Dr. Marcy holds the paper. It’s creased into sections from
where I folded it up to shove in my pocket.
“Hmmm …” she says.
She clears her throat. Scratches the back of the page with a
fingernail.
“Well, Fred, I’d hoped you would open up a little more. You
know, about the experience.”
“But that’s what happened.”
“Yes, I understand that, but we need to explore the
incident. How did it make you feel to
lose Derby?”
“Shitty.”
“Yes, well, I assumed as much. But can you elaborate on
that? How does ‘shitty’ make you feel? Define ‘shitty’ for me.”
“Hmm … well, it’s just … kind of shitty.”
My homework this week: define “shitty.”
X
Instead of defining “shitty,” I decide to show Dr. Marcy how
much I am learning about painting. My Bob Ross lessons are really paying off,
and I want her to know that.
I crack open a Pabst Blue Ribbon and I write:
HOW TO MAKE A SKY
To make a sky what you do is take a tube of phthalo blue
paint. Squeeze some of the paint out onto your palette. Don’t be too sparing
about it. Get a nice, big dollop, mix it around and pull some of it across the
palette with your brush.
Okay, now, once you’ve done that, you want to take your
brush and tap it against the paint. Nice and gentle. This
will ensure an even distribution of paint though the bristles. After all, you
don’t want to get any blue smears across your sky. You don't want any unintended jet streams — blue
wads of air for clouds to trip over.
Now, once the brush is ready, you want to take it and cover
the canvas with crisscrossing strokes. Tiny little crisscrossing strokes filling
the canvas out to the corners.
Just go at it, marking out the blank white space, making
something out of the destruction of nothing.

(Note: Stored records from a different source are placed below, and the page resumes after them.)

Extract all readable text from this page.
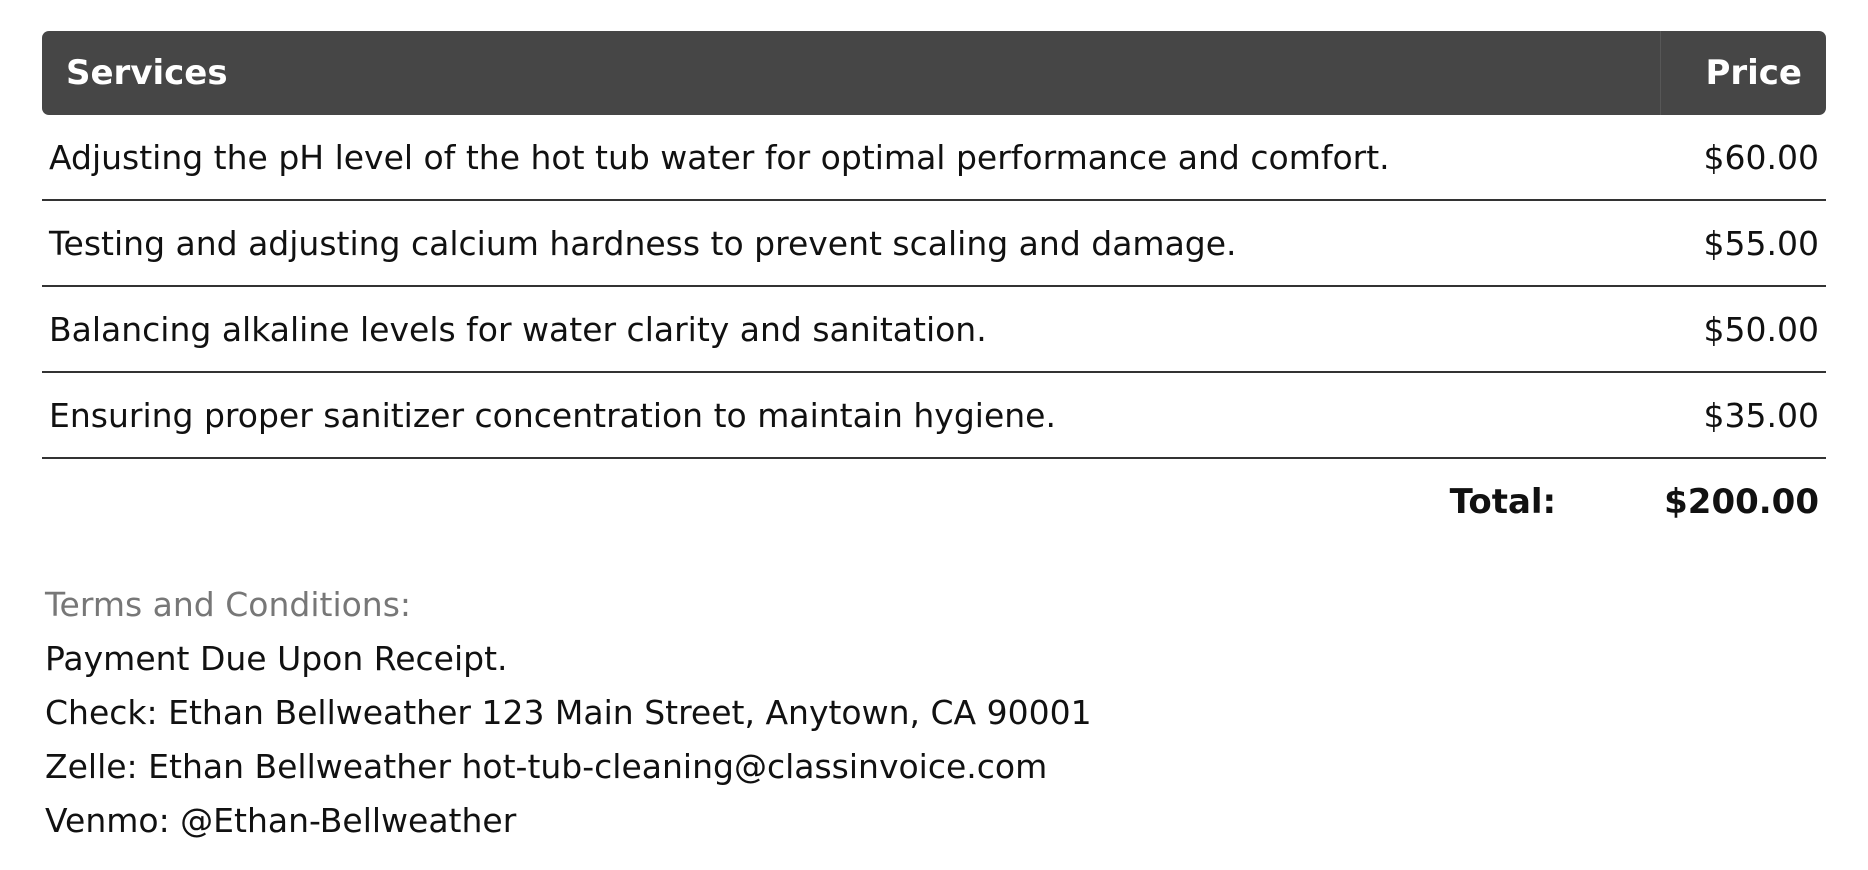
Services	Price
Adjusting the pH level of the hot tub water for optimal performance and comfort.	$60.00
Testing and adjusting calcium hardness to prevent scaling and damage.	$55.00
Balancing alkaline levels for water clarity and sanitation.	$50.00
Ensuring proper sanitizer concentration to maintain hygiene.	$35.00
Total:	$200.00
Terms and Conditions:
Payment Due Upon Receipt.
Check: Ethan Bellweather 123 Main Street, Anytown, CA 90001
Zelle: Ethan Bellweather hot-tub-cleaning@classinvoice.com
Venmo: @Ethan-Bellweather
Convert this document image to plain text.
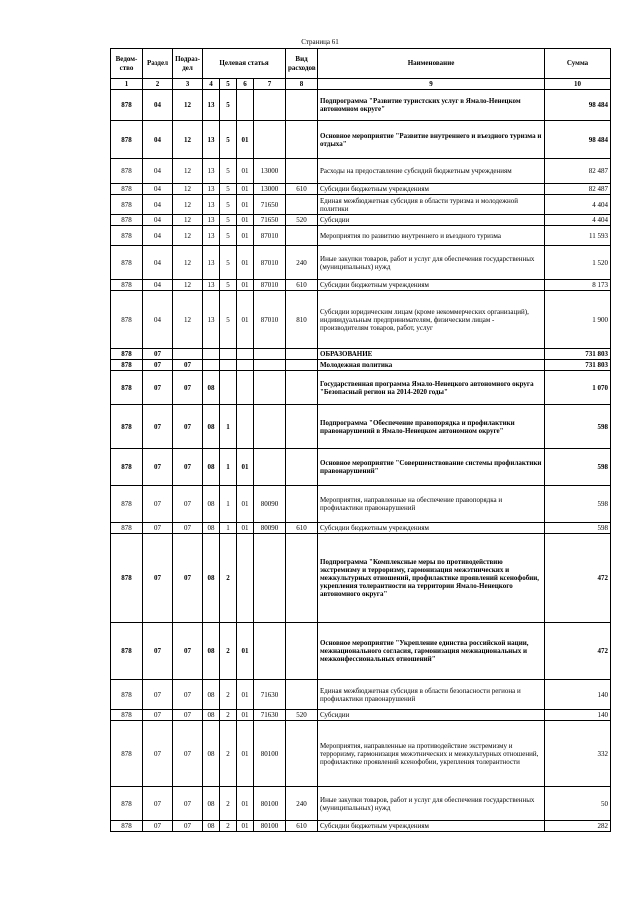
Страница 61
Ведом-ство	Раздел	Подраз-дел	Целевая статья				Вид расходов	Наименование	Сумма
1	2	3	4	5	6	7	8	9	10
878	04	12	13	5				Подпрограмма "Развитие туристских услуг в Ямало-Ненецком автономном округе"	98 484
878	04	12	13	5	01			Основное мероприятие "Развитие внутреннего и въездного туризма и отдыха"	98 484
878	04	12	13	5	01	13000		Расходы на предоставление субсидий бюджетным учреждениям	82 487
878	04	12	13	5	01	13000	610	Субсидии бюджетным учреждениям	82 487
878	04	12	13	5	01	71650		Единая межбюджетная субсидия в области туризма и молодежной политики	4 404
878	04	12	13	5	01	71650	520	Субсидии	4 404
878	04	12	13	5	01	87010		Мероприятия по развитию внутреннего и въездного туризма	11 593
878	04	12	13	5	01	87010	240	Иные закупки товаров, работ и услуг для обеспечения государственных (муниципальных) нужд	1 520
878	04	12	13	5	01	87010	610	Субсидии бюджетным учреждениям	8 173
878	04	12	13	5	01	87010	810	Субсидии юридическим лицам (кроме некоммерческих организаций), индивидуальным предпринимателям, физическим лицам - производителям товаров, работ, услуг	1 900
878	07							ОБРАЗОВАНИЕ	731 803
878	07	07						Молодежная политика	731 803
878	07	07	08					Государственная программа Ямало-Ненецкого автономного округа "Безопасный регион на 2014-2020 годы"	1 070
878	07	07	08	1				Подпрограмма "Обеспечение правопорядка и профилактики правонарушений в Ямало-Ненецком автономном округе"	598
878	07	07	08	1	01			Основное мероприятие "Совершенствование системы профилактики правонарушений"	598
878	07	07	08	1	01	80090		Мероприятия, направленные на обеспечение правопорядка и профилактики правонарушений	598
878	07	07	08	1	01	80090	610	Субсидии бюджетным учреждениям	598
878	07	07	08	2				Подпрограмма "Комплексные меры по противодействию экстремизму и терроризму, гармонизация межэтнических и межкультурных отношений, профилактике проявлений ксенофобии, укрепления толерантности на территории Ямало-Ненецкого автономного округа"	472
878	07	07	08	2	01			Основное мероприятие "Укрепление единства российской нации, межнационального согласия, гармонизация межнациональных и межконфессиональных отношений"	472
878	07	07	08	2	01	71630		Единая межбюджетная субсидия в области безопасности региона и профилактики правонарушений	140
878	07	07	08	2	01	71630	520	Субсидии	140
878	07	07	08	2	01	80100		Мероприятия, направленные на противодействие экстремизму и терроризму, гармонизация межэтнических и межкультурных отношений, профилактике проявлений ксенофобии, укрепления толерантности	332
878	07	07	08	2	01	80100	240	Иные закупки товаров, работ и услуг для обеспечения государственных (муниципальных) нужд	50
878	07	07	08	2	01	80100	610	Субсидии бюджетным учреждениям	282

Yeah, that's it! Just make nice, tiny little
crisscrossing strokes with which you will construct the heavens ... like God
would have done it if he’d been working with oils instead of light and clay.
There is no land to inhibit you yet. No mountains or trees or happy little
rivers to block your view or hold you down. At this point, the sky goes on
forever with no skyline to cut it in half. It's just you and the canvas and a
brush and phthalo-blue expanses to swim through forever. Like a bubble adrift
in boundless, breathless air, you paint.